La Bible ne fait pas le moine de Marty Feldman (1980) - ★★★★★★★☆☆☆

 


 

Sous ses allures ''Monty Pythonesque'', la séquence d'ouverture de La Bible ne fait pas le moine de et avec Marty Feldman ressemble aux premiers méfaits de Terry Jones ou Terry Gilliam. À la différence de quoi, leur homologue britannique n'aura réalisé durant une carrière principalement consacrée à l'interprétation, que deux longs-métrages. Mon 'Beau' légionnaire en 1977, sur lequel il n'est pas idiot de penser que je reviendrai peut-être l'un de ces jours, ainsi que La Bible ne fait pas le moine, donc, et qui lui date de 1980. Une carrière étonnante que celle de Marty Feldman qui, si l'on fait confiance à l'Internet Movie Data Base n'est apparu que dans vingt-sept films et séries télévisées. Ce qui s'explique certainement par le jeune âge auquel l'acteur a disparu. Débutant sa carrière en 1958 et la terminant vingt-cinq ans plus tard en 1983 avec Barbe d'or et les pirates (Yellowbeard) de Mel Damski, Marty Feldman meurt effectivement un an avant que ne sorte sur les écrans le dernier film dans lequel il devait apparaître d'une crise cardiaque. À seulement quarante-huit ans. Une perte immense pour le cinéma britannique en particulier et même mondial pour celui qui se montra si généreux en matière de pitreries à l'écran. On se souviendra bien évidemment de son rôle d'Igor dans le Frankenstein Junior de Mel Brooks ou de Marty Eggs dans La Dernière Folie de Mel Brooks du même réalisateur, mais ce serait faire l'impasse sur son métier de réalisateur qui se conclut donc en 1980 au bout de deux longs-métrages seulement. Dans La Bible ne fait pas le moine, Marty Feldman tient le principal rôle de frère Ambroise. Un jeune frère en soutane (laquelle sera scrupuleusement portée une bonne partie du récit) envoyé à la rencontre du Grand Armageddon par le père Abbot Thélonious (l'acteur anglais Wilfrid Hyde-White, habitué des rôles de majordomes et que l'on a pu notamment voir dans Les Dix Petits Indiens de George Pollock en 1965, La Chambre des horreurs d'Hy Averback l'année suivante ou deux épisodes de la série Columbo en 1972 et 1976...

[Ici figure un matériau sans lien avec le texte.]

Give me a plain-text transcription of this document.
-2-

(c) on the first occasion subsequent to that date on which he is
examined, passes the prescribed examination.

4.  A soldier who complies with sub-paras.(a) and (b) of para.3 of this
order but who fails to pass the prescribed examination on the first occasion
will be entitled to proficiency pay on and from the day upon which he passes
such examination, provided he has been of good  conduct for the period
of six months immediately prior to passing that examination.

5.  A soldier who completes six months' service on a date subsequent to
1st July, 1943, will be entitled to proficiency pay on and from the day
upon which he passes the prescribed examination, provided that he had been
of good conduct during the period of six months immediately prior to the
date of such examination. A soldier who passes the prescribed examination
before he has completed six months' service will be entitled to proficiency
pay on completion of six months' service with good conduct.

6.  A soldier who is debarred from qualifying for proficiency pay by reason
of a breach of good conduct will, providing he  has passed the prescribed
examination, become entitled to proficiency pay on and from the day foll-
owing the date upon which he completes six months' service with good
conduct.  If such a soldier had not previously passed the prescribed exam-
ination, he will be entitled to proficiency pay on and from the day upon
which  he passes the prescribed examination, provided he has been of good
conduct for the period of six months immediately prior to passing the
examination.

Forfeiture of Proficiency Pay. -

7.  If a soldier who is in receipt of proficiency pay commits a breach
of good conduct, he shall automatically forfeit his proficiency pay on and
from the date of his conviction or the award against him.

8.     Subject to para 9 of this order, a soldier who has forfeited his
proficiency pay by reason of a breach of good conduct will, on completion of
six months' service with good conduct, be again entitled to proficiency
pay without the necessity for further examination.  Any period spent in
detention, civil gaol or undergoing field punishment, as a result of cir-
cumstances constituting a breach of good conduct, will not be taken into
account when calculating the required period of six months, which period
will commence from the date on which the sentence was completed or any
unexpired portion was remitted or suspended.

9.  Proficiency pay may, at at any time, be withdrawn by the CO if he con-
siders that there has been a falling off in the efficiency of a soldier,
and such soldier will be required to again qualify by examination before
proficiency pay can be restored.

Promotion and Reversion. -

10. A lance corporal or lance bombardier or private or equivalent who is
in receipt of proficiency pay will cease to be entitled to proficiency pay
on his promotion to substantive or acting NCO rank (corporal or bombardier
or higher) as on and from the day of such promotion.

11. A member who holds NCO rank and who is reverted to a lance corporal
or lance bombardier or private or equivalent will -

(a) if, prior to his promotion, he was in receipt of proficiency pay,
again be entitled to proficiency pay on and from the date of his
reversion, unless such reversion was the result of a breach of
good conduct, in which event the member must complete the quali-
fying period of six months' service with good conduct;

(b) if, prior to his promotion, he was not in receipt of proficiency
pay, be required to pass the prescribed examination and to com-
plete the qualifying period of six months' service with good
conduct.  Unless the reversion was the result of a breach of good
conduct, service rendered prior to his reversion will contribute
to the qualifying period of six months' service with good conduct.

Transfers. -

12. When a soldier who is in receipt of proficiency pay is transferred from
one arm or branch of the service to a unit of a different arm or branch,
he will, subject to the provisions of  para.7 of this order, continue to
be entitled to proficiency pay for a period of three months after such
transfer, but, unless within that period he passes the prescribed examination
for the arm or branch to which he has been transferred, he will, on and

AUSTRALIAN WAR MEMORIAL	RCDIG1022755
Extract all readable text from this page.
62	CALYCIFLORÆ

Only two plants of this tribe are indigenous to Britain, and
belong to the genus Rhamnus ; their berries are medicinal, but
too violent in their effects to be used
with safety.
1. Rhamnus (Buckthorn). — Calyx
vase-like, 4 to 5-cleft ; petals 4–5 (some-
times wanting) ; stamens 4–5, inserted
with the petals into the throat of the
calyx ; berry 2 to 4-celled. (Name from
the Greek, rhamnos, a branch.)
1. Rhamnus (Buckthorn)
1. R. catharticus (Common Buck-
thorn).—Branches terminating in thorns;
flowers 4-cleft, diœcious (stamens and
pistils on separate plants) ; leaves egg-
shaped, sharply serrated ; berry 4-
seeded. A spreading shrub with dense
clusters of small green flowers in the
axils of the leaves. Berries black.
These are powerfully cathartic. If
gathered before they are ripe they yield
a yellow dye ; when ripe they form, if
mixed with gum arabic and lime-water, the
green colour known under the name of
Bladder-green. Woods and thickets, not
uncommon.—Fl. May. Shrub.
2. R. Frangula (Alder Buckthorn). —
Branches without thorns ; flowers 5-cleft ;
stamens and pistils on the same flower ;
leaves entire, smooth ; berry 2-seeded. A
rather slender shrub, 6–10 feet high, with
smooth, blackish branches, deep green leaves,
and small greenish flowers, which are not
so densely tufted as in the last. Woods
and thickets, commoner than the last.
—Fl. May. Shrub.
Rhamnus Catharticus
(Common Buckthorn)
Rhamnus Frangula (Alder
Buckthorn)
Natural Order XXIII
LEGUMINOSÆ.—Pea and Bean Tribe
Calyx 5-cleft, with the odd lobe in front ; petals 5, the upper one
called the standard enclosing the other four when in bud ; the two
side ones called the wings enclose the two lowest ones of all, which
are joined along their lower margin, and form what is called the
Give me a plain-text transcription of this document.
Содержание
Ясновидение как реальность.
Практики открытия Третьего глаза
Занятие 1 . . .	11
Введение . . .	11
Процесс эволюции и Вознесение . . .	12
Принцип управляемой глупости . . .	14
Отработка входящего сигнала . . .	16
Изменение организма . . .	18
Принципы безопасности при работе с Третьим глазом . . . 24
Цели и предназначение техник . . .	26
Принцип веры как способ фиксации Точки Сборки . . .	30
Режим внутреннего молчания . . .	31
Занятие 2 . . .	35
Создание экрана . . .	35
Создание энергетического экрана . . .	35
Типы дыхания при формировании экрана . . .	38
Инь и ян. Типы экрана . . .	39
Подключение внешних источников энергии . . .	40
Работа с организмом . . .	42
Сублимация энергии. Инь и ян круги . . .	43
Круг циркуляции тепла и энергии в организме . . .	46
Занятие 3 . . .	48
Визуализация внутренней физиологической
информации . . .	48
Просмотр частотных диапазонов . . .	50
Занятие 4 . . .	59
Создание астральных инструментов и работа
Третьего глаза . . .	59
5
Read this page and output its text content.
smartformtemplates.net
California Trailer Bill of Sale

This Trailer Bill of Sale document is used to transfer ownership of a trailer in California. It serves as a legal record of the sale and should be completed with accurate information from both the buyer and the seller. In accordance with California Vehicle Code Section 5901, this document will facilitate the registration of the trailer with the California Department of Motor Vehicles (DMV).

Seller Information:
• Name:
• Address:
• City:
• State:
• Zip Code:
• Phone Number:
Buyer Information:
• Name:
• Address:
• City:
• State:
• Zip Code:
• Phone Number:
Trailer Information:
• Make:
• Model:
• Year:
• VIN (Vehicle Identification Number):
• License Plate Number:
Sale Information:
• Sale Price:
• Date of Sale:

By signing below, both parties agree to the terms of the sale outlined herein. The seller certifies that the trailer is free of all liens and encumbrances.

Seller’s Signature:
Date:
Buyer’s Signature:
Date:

Quittant le confort de son monastère, Ambroise part à la rencontre du monde, et notamment de la vie bouillonnante de Los Angeles. Une ville foisonnante, bruyante, dans laquelle sa présence ne ferait pas tâche parmi les noctambules qui y déploient leur singularité si lui-même n'y apparaissait pas si insolite. C'est là-bas qu'Ambroise va non seulement devoir tout entreprendre afin de rencontrer le Grand Armageddon, seul à pouvoir subvenir aux besoins du monastère, mais aussi faire la connaissance de Mary, une prostituée qui rapidement va le prendre sous son aile et abriter le jeune frère sous son toit. Cette visite de la Cité des Anges sera pour Ambroise, un véritable bouleversement. Lui qui depuis toujours à voué son existence à Dieu va effectivement y découvrir ce qu'est l'amour dans les bras de Mary. Aux côtés de l'acteur et réalisateur l'on retrouve l'actrice Louise Lasser qui entre 1966 et 1970 fut mariée au réalisateur américain Woody Allen ainsi que Peter Boyle qui tourna notamment pour Peter Medak, Martin Scorsese, William Friedkin, Irwin Allen, Walter Hill ou Spike Lee mais que l'on vit également six ans avant le tournage de La Bible ne fait pas le moine dans Frankenstein Junior de Mel Brooks et dans lequel il côtoya déjà Marty Feldman en endossant le rôle de la créature du célèbre docteur (ici renommé Frederick Frankenstein !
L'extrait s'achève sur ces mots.